Because the Lazarus program is naming its creations after miracles, and that naming choice reveals what the people running it believe about what they're doing. A purely clinical designation (SIGMA-7, Unit-Alpha) positions the supersoldier as a product. A biblical resurrection name (Elijah, Miriam, Lazarus) positions the supersoldier as something transcendent — brought back from death into a state of grace or power that ordinary life couldn't produce. The irony the show leverages is that the miraculous framing is simultaneously grandiose and dehumanizing: calling someone Elijah doesn't give them the prophet's dignity; it gives the program the prophet's authority. The biblical names are the program congratulating itself on what it thinks it's accomplished.
What makes a name feel like it belongs in Lazarus's Cold War European setting?
Cold War European names carry a specific geography and implied allegiance. Eastern European surnames (Russian-style -ov/-ova endings, Polish -ski/-ska, Czech hard consonants) place a character on one side of an implied historical divide; Western European names (Germanic, French, Scandinavian, British) place them on the other. In Lazarus's near-future, those allegiances aren't necessarily political the same way they were in the 20th century, but the naming geography persists. A character named Lena Voronova is legibly different from a character named Elsa Rahl before they've said a word, even if both are resistance fighters. Watanabe's approach to naming is similar to his approach to music: he uses genre conventions as shorthand for emotional and cultural territory, then subverts them. The Cold War European names signal a familiar world and then demonstrate how it's changed.

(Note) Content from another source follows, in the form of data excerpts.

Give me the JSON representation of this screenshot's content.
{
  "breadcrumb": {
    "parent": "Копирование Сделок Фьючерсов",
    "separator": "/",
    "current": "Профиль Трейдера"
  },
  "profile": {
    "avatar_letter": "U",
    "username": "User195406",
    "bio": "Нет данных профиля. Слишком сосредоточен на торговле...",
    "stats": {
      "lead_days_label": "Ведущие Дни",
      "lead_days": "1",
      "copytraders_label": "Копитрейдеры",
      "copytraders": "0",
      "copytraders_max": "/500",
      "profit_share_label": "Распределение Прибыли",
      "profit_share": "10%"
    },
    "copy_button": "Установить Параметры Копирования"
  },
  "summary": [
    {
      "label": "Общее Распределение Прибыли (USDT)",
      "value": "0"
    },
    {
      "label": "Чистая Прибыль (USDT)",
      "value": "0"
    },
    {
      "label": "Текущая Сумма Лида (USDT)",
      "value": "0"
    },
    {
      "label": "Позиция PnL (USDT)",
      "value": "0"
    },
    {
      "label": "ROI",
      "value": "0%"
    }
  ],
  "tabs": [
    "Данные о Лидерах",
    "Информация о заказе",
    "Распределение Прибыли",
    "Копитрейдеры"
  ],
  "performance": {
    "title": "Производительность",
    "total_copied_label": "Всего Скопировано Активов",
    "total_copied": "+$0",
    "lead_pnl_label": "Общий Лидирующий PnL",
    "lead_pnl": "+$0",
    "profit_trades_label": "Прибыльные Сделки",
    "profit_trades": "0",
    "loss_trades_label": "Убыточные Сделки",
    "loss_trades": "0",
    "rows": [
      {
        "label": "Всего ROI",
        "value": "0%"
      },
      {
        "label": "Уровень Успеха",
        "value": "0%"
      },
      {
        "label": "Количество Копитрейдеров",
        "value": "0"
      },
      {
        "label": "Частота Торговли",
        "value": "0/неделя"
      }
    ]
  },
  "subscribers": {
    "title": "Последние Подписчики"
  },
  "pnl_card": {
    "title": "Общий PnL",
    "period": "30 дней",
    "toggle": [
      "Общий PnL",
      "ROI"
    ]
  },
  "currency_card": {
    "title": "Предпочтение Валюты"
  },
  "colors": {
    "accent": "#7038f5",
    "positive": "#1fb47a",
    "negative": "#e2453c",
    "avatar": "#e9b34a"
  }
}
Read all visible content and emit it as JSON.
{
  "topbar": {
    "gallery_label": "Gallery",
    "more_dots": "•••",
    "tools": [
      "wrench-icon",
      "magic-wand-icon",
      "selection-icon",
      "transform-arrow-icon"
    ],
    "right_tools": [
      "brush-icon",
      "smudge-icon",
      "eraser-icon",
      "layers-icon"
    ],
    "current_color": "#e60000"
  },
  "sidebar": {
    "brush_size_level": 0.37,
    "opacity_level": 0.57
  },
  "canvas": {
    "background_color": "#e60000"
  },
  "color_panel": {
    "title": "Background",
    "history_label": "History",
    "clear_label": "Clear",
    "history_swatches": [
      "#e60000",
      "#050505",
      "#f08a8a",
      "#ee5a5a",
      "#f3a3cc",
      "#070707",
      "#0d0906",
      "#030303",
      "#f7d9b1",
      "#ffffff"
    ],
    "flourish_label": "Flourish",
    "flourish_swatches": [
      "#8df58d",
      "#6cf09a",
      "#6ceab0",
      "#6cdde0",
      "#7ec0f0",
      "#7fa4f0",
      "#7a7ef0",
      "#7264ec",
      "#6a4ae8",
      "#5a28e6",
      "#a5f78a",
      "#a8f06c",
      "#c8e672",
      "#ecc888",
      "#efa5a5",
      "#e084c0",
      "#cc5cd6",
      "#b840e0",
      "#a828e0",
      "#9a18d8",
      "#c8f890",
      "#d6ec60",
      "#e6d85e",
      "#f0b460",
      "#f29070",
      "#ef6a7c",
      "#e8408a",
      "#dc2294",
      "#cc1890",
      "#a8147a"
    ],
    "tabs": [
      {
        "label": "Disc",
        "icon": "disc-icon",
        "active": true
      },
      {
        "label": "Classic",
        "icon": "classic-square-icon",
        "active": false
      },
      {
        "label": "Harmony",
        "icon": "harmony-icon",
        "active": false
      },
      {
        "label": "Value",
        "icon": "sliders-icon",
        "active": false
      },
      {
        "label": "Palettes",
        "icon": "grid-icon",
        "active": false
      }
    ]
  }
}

How do I name a Lazarus supersoldier who is still becoming a character, not just a weapon?
The tension in a Lazarus supersoldier character is between the designation the program gave them and the person the name implies. A supersoldier who is reclaiming their humanity might prefer the biblical given name without the designation suffix (Elijah, not Elijah-4), or might reject both and choose a resistance alias. The designation format (Subject-Miriam, SIGMA-7) is what the program uses; what the character calls themselves is a statement about who they think they are. For a character arc that involves regaining personhood, the progression might be: program designation (SIGMA-7) → partial reclamation (Sigma) → chosen name (something entirely separate). The name they pick when they choose it is the most important naming moment in the character's story.